A incongruência continua a dominar o espaço púbico da província de Luanda, de tal modo que, sendo ela a área de acção do periscópio, o dispensa, tão evidente é.

18/06/2021  Última atualização 03H20
Um dos troços da Rua da Alfândega - o iniciado no cruzamento com a do 25 de Abril e desagua na que está entalada entre a da Missão e a do 1º  Congresso do MPLA - é dos exemplos flagrantes da balbúrdia reinante em Luanda que, pela inoperância, ao invés de atenuar, cresce a olhos vistos.


Desde viaturas, de todas as cilindradas, cujos condutores acintosamente ignoram a placa de proibição de estacionamento automóvel, a vendedores de tudo e mais alguma coisa, sentados e em pé, com máscara e sem ela, obrigando os transeuntes a transgredir, caminhando pelo espaço destinado à circulação de carros, nada lhe falta, em desafios constantes à transgressão.
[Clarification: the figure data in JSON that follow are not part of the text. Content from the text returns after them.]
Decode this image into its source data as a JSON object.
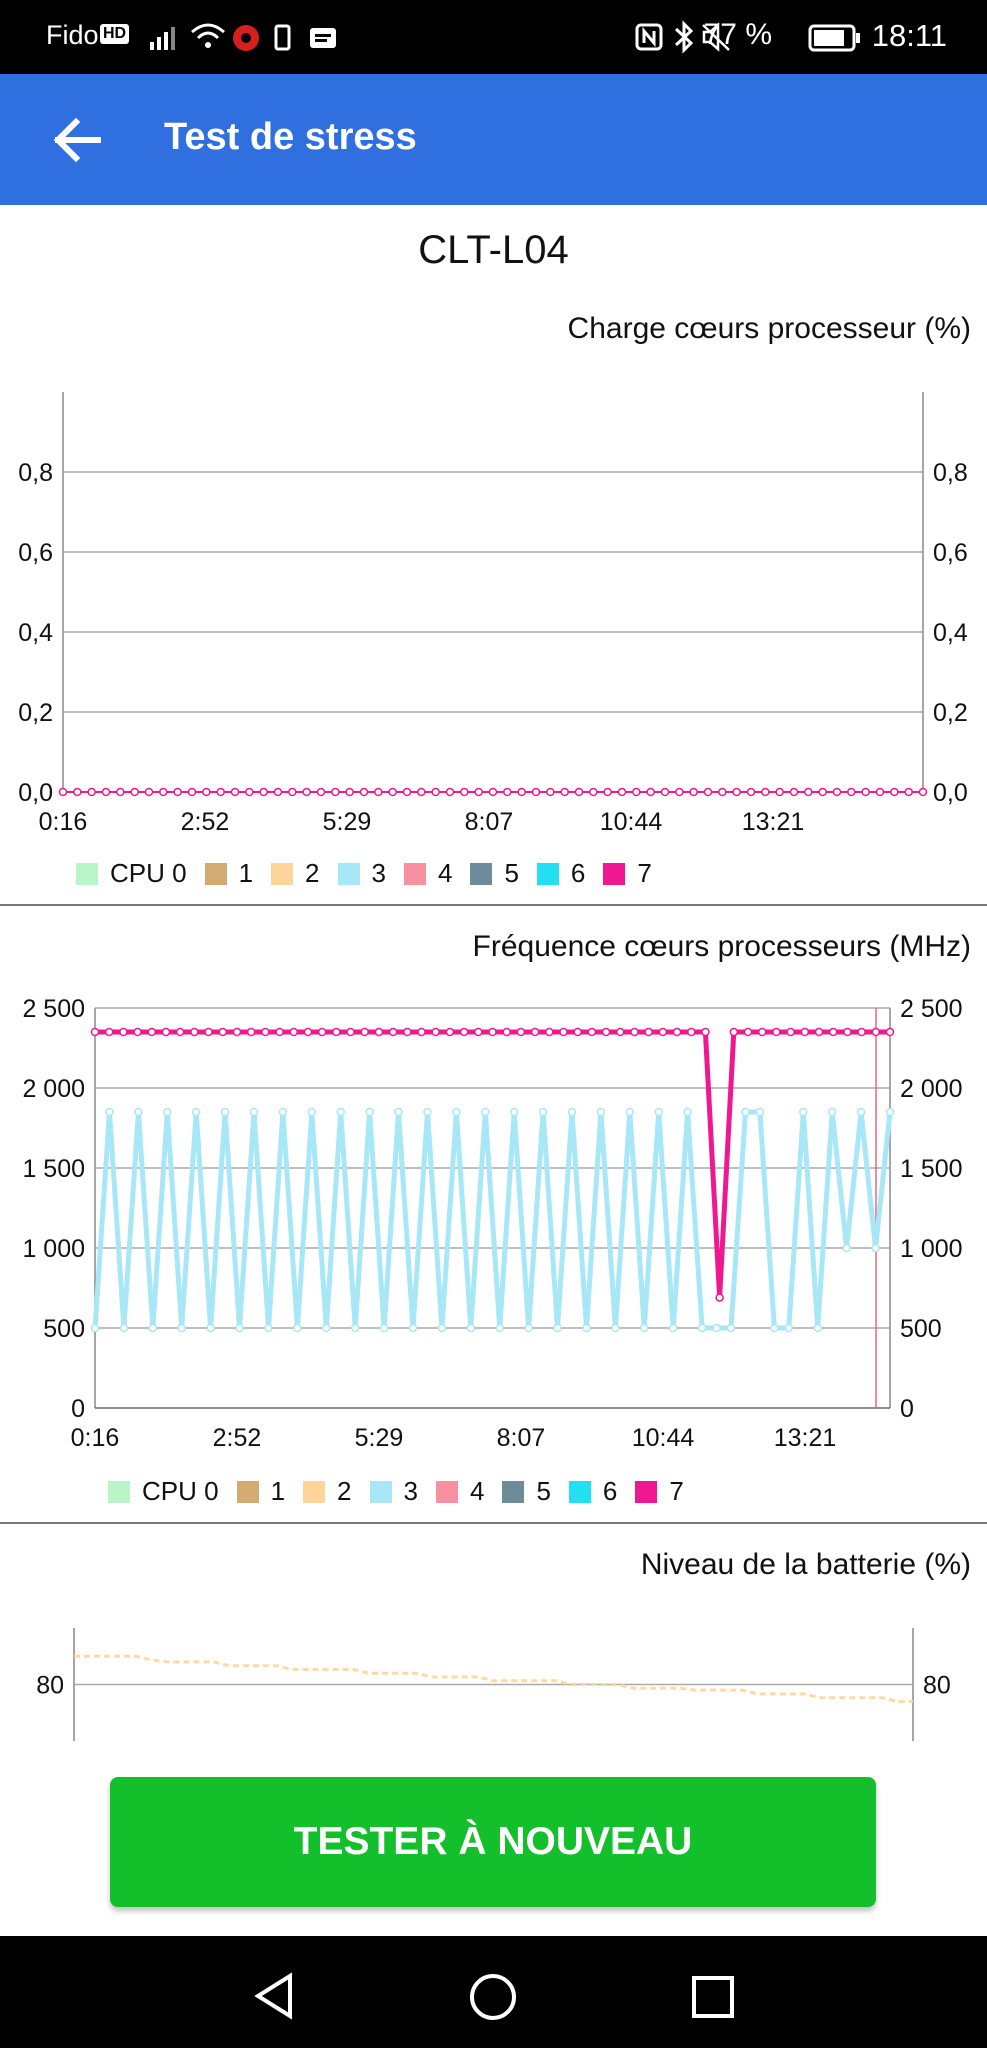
{
  "status_bar": {
    "carrier": "Fido",
    "hd": "HD",
    "battery": "77 %",
    "time": "18:11"
  },
  "app_bar": {
    "title": "Test de stress",
    "back_icon": "arrow-left-icon"
  },
  "device_name": "CLT-L04",
  "button": {
    "label": "TESTER À NOUVEAU"
  },
  "legend_colors": [
    "#b9f5c6",
    "#d2aa72",
    "#fdd59a",
    "#a7e7f7",
    "#f7919f",
    "#6e8b9b",
    "#22e0f2",
    "#f01890"
  ],
  "chart_data": [
    {
      "type": "line",
      "title": "Charge cœurs processeur (%)",
      "legend": [
        "CPU 0",
        "1",
        "2",
        "3",
        "4",
        "5",
        "6",
        "7"
      ],
      "x_ticks": [
        "0:16",
        "2:52",
        "5:29",
        "8:07",
        "10:44",
        "13:21"
      ],
      "y_ticks": [
        "0,0",
        "0,2",
        "0,4",
        "0,6",
        "0,8"
      ],
      "ylim": [
        0,
        1
      ],
      "series": [
        {
          "name": "7",
          "values": [
            0,
            0,
            0,
            0,
            0,
            0,
            0,
            0,
            0,
            0,
            0,
            0,
            0,
            0,
            0,
            0,
            0,
            0,
            0,
            0,
            0,
            0,
            0,
            0,
            0,
            0,
            0,
            0,
            0,
            0,
            0,
            0,
            0,
            0,
            0,
            0,
            0,
            0,
            0,
            0,
            0,
            0,
            0,
            0,
            0,
            0,
            0,
            0,
            0,
            0,
            0,
            0,
            0,
            0,
            0,
            0,
            0,
            0,
            0,
            0,
            0
          ]
        }
      ]
    },
    {
      "type": "line",
      "title": "Fréquence cœurs processeurs (MHz)",
      "legend": [
        "CPU 0",
        "1",
        "2",
        "3",
        "4",
        "5",
        "6",
        "7"
      ],
      "x_ticks": [
        "0:16",
        "2:52",
        "5:29",
        "8:07",
        "10:44",
        "13:21"
      ],
      "y_ticks": [
        "0",
        "500",
        "1 000",
        "1 500",
        "2 000",
        "2 500"
      ],
      "ylim": [
        0,
        2500
      ],
      "series": [
        {
          "name": "7",
          "values": [
            2350,
            2350,
            2350,
            2350,
            2350,
            2350,
            2350,
            2350,
            2350,
            2350,
            2350,
            2350,
            2350,
            2350,
            2350,
            2350,
            2350,
            2350,
            2350,
            2350,
            2350,
            2350,
            2350,
            2350,
            2350,
            2350,
            2350,
            2350,
            2350,
            2350,
            2350,
            2350,
            2350,
            2350,
            2350,
            2350,
            2350,
            2350,
            2350,
            2350,
            2350,
            2350,
            2350,
            2350,
            690,
            2350,
            2350,
            2350,
            2350,
            2350,
            2350,
            2350,
            2350,
            2350,
            2350,
            2350,
            2350
          ]
        },
        {
          "name": "3",
          "values": [
            500,
            1850,
            500,
            1850,
            500,
            1850,
            500,
            1850,
            500,
            1850,
            500,
            1850,
            500,
            1850,
            500,
            1850,
            500,
            1850,
            500,
            1850,
            500,
            1850,
            500,
            1850,
            500,
            1850,
            500,
            1850,
            500,
            1850,
            500,
            1850,
            500,
            1850,
            500,
            1850,
            500,
            1850,
            500,
            1850,
            500,
            1850,
            500,
            500,
            500,
            1850,
            1850,
            500,
            500,
            1850,
            500,
            1850,
            1000,
            1850,
            1000,
            1850
          ]
        }
      ]
    },
    {
      "type": "line",
      "title": "Niveau de la batterie (%)",
      "y_ticks": [
        "80"
      ],
      "ylim": [
        77,
        83
      ],
      "series": [
        {
          "name": "batterie",
          "values": [
            81.5,
            81.5,
            81.5,
            81.5,
            81.5,
            81.3,
            81.2,
            81.2,
            81.2,
            81.2,
            81.0,
            81.0,
            81.0,
            81.0,
            80.8,
            80.8,
            80.8,
            80.8,
            80.8,
            80.6,
            80.6,
            80.6,
            80.6,
            80.4,
            80.4,
            80.4,
            80.4,
            80.2,
            80.2,
            80.2,
            80.2,
            80.2,
            80.0,
            80.0,
            80.0,
            80.0,
            79.8,
            79.8,
            79.8,
            79.8,
            79.7,
            79.7,
            79.7,
            79.7,
            79.5,
            79.5,
            79.5,
            79.5,
            79.3,
            79.3,
            79.3,
            79.3,
            79.3,
            79.1,
            79.1
          ]
        }
      ]
    }
  ]
}
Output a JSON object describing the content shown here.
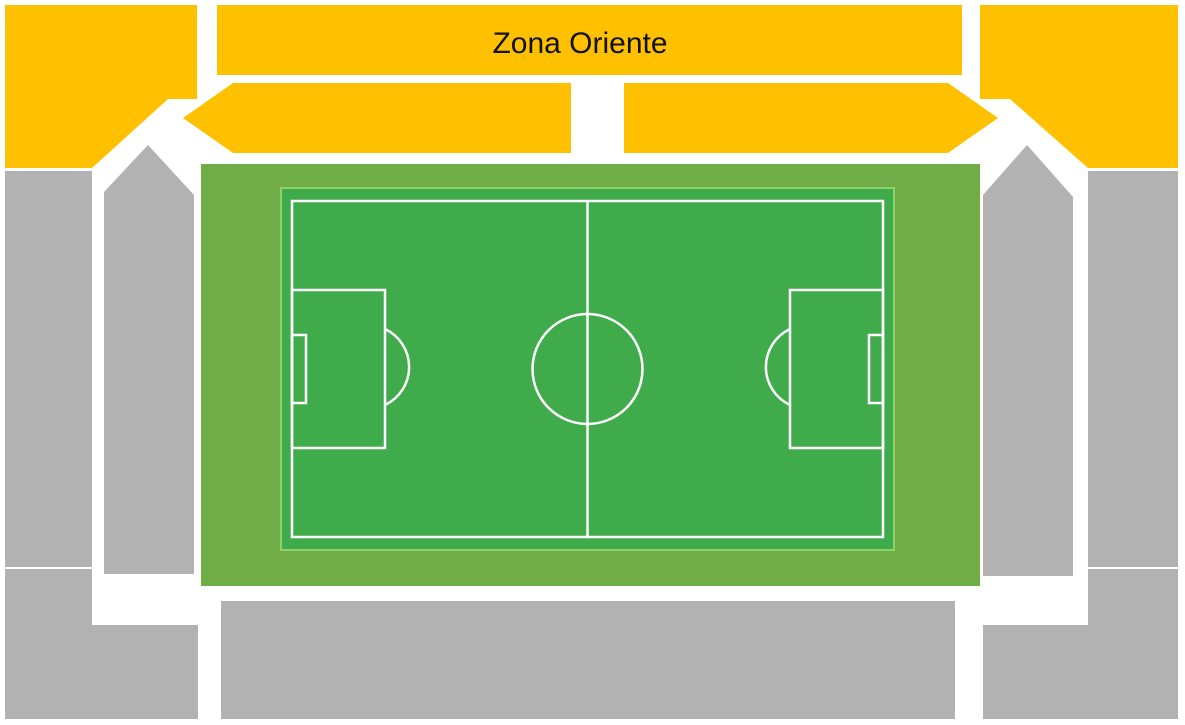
{
  "stadium_map": {
    "sections": {
      "oriente_main": {
        "label": "Zona Oriente",
        "color": "#ffc000"
      },
      "oriente_left": {
        "label": "",
        "color": "#ffc000"
      },
      "oriente_right": {
        "label": "",
        "color": "#ffc000"
      },
      "corner_nw": {
        "label": "",
        "color": "#ffc000"
      },
      "corner_ne": {
        "label": "",
        "color": "#ffc000"
      },
      "west_outer": {
        "label": "",
        "color": "#b2b2b2"
      },
      "west_inner": {
        "label": "",
        "color": "#b2b2b2"
      },
      "east_outer": {
        "label": "",
        "color": "#b2b2b2"
      },
      "east_inner": {
        "label": "",
        "color": "#b2b2b2"
      },
      "south_main": {
        "label": "",
        "color": "#b2b2b2"
      },
      "corner_sw": {
        "label": "",
        "color": "#b2b2b2"
      },
      "corner_se": {
        "label": "",
        "color": "#b2b2b2"
      }
    },
    "pitch": {
      "surround_color": "#70ad47",
      "field_color": "#3fab4b",
      "line_color": "#ffffff"
    }
  }
}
Pelo meio. a completar o "ramalhete”, aparecem buracos, restos de canos saídos do chão, fardados da Polícia e seguranças em amenas cavaqueiras com zungueiros, kinguilas, motoristas parados, onde não deviam.

O quotidiano naquele naco de via pública, no centro da capital do país, é apenas um exemplo do chorrilho de incongruências que fazem da província de Luanda o que ela é e não devia ser. Até quando?